Search takes a query vector you supply; the embeddings themselves come from the velocity-ai Manager. Resolve the Manager from the Velocity service container, then drive the fluent embedding builder:

import (
    "github.com/velocitykode/velocity-ai/manager"
    "github.com/velocitykode/velocity-ai/vector"
    "github.com/velocitykode/velocity/app"
    "github.com/velocitykode/velocity/orm"
)

func semanticSearch(ctx context.Context, s *app.Services, query string) ([]vector.Result, error) {
    m := manager.FromServices(s) // *manager.Manager, nil if AI provider not registered

    // Embeddings(...).For(...).Generate(ctx) returns *provider.EmbeddingsResponse.
    resp, err := m.Embeddings().For(query).Generate(ctx)
    if err != nil {
        return nil, err
    }

    // EmbeddingsResponse.Embeddings is [][]float64; convert the first row to
    // orm.Vector ([]float32) for the search.
    raw := resp.Embeddings[0]
    queryVec := make(orm.Vector, len(raw))
    for i, f := range raw {
        queryVec[i] = float32(f)
    }

    return vector.NewStore().Search(ctx, queryVec, 10, orm.DistanceCosine)
}

The Manager.Embeddings(...) entrypoint returns a PendingEmbedding builder. For(inputs...) sets the text to embed, and Generate(ctx) resolves the configured embedding provider (the default is selected by DefaultEmbeddingProvider in your AI config, e.g. the OpenAI embedding gateway) and returns a *provider.EmbeddingsResponse. The builder also exposes WithProvider / WithProviders (failover), WithModel, WithDimensions, and Cached.
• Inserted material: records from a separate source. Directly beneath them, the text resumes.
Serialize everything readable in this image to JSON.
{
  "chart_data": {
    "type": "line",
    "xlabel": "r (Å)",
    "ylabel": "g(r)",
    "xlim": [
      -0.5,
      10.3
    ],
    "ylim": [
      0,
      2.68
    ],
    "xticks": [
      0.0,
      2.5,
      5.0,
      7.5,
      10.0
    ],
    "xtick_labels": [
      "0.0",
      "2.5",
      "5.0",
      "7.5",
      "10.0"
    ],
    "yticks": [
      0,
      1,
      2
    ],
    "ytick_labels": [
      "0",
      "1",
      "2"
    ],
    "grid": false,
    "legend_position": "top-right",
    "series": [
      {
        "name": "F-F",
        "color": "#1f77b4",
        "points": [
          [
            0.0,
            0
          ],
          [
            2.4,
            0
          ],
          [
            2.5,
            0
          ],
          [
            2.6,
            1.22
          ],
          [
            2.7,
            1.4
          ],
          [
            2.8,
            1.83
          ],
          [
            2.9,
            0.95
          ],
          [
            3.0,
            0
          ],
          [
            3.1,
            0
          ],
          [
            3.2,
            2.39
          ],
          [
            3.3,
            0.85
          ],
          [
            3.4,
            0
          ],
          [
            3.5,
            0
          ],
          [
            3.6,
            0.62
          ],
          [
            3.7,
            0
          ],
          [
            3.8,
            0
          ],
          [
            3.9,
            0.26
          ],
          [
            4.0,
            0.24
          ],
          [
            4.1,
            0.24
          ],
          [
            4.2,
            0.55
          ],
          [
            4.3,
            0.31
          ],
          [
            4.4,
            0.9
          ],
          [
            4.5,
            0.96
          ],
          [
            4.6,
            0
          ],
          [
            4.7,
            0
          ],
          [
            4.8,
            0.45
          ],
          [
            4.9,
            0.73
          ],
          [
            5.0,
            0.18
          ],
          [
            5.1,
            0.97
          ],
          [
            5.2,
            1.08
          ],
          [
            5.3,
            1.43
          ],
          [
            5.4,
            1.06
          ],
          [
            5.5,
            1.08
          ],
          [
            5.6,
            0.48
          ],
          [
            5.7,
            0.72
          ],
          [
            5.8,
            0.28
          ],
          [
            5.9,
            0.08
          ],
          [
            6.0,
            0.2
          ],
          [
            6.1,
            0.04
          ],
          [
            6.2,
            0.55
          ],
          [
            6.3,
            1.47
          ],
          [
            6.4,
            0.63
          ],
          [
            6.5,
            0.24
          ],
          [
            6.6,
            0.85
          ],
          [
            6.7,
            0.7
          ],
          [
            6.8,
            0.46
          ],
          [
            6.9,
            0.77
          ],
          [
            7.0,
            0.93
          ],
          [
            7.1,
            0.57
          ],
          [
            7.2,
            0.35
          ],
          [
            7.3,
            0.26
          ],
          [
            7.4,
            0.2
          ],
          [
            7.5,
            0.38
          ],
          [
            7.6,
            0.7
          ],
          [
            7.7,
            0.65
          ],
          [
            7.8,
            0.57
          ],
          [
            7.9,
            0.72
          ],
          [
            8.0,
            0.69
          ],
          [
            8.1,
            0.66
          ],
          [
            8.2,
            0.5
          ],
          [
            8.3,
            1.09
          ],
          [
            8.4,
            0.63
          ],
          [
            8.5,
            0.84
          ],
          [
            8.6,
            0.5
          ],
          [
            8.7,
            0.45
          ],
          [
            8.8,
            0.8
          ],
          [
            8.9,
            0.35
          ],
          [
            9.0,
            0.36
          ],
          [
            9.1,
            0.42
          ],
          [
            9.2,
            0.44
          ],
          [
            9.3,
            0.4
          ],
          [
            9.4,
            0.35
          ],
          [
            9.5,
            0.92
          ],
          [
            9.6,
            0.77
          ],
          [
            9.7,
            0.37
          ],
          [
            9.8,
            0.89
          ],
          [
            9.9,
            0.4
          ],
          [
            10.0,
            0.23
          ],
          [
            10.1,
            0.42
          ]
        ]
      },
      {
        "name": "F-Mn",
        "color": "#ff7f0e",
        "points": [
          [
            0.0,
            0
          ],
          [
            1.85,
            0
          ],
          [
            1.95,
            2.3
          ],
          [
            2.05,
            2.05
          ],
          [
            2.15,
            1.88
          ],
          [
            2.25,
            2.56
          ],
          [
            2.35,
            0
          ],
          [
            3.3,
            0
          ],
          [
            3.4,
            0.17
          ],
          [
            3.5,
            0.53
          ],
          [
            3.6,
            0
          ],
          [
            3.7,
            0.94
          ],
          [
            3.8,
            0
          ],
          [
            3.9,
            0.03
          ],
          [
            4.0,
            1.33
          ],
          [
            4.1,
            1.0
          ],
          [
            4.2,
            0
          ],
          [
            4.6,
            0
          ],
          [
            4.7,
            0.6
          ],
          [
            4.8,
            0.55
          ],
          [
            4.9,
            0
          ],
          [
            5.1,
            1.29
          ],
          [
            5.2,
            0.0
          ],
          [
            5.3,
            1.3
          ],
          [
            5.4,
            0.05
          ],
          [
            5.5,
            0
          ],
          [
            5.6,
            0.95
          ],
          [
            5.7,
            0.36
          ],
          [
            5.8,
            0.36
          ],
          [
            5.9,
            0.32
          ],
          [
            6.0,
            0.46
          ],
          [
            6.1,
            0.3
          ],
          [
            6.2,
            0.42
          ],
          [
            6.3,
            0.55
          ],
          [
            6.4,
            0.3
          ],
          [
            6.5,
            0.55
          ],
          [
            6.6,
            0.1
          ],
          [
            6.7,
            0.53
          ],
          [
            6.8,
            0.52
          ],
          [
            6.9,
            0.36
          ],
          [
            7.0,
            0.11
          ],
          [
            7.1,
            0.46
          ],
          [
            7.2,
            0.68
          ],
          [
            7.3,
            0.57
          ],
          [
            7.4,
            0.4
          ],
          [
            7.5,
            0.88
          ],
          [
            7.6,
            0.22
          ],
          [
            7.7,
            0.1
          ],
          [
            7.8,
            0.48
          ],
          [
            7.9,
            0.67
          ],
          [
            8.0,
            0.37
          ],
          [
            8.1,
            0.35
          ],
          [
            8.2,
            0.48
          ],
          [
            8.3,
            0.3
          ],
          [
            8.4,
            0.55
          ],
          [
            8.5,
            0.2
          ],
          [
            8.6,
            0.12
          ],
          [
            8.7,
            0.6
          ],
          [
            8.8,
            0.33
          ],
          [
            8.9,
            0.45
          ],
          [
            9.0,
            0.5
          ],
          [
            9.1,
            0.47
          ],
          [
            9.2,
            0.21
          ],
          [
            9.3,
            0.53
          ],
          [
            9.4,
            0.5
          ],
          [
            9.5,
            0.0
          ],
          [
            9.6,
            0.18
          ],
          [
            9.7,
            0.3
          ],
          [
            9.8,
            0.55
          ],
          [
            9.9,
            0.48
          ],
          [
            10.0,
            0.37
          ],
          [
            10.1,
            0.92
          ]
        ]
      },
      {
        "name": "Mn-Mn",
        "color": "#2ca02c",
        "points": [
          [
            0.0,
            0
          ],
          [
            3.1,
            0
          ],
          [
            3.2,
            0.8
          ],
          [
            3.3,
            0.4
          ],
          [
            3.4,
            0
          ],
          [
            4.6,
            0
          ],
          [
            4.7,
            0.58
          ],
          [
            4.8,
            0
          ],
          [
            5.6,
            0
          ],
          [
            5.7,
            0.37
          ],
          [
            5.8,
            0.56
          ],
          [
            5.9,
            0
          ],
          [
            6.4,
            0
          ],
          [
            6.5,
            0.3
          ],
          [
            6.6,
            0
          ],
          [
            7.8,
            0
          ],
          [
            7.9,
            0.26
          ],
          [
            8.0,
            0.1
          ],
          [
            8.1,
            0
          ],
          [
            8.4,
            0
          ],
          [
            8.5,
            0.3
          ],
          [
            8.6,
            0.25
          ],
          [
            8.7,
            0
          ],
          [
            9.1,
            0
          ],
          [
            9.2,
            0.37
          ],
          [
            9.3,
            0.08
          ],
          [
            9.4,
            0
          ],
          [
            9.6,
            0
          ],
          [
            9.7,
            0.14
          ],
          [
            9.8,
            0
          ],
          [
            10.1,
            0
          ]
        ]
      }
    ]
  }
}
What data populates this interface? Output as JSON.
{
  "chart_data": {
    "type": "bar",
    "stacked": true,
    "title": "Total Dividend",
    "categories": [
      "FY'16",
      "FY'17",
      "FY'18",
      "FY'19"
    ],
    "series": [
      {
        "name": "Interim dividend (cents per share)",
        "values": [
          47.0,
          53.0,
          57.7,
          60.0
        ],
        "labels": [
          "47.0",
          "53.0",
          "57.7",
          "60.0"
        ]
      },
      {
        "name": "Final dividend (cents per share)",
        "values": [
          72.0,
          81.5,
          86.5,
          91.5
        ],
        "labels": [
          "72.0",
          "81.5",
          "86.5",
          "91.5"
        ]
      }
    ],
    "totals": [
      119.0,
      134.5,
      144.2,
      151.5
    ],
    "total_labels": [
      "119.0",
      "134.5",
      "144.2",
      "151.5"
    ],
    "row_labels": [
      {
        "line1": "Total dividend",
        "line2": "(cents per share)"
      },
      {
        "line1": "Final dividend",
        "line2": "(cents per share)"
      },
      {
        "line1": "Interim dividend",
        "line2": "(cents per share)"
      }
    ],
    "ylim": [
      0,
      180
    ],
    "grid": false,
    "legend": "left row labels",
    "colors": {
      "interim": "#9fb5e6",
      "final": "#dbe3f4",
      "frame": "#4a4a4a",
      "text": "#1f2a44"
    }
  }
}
Two layers, one pipeline. The core ORM gives you the query primitives (orm.Vector, the distance metrics, and NearestNeighbors / OrderByDistance / SelectDistance) so you can run pgvector search against any model you own. The velocity-ai vector package gives you the batteries-included path: a ready-made documents model and migration, an embedding provider to turn text into vectors, and a Store.Search that stitches them together.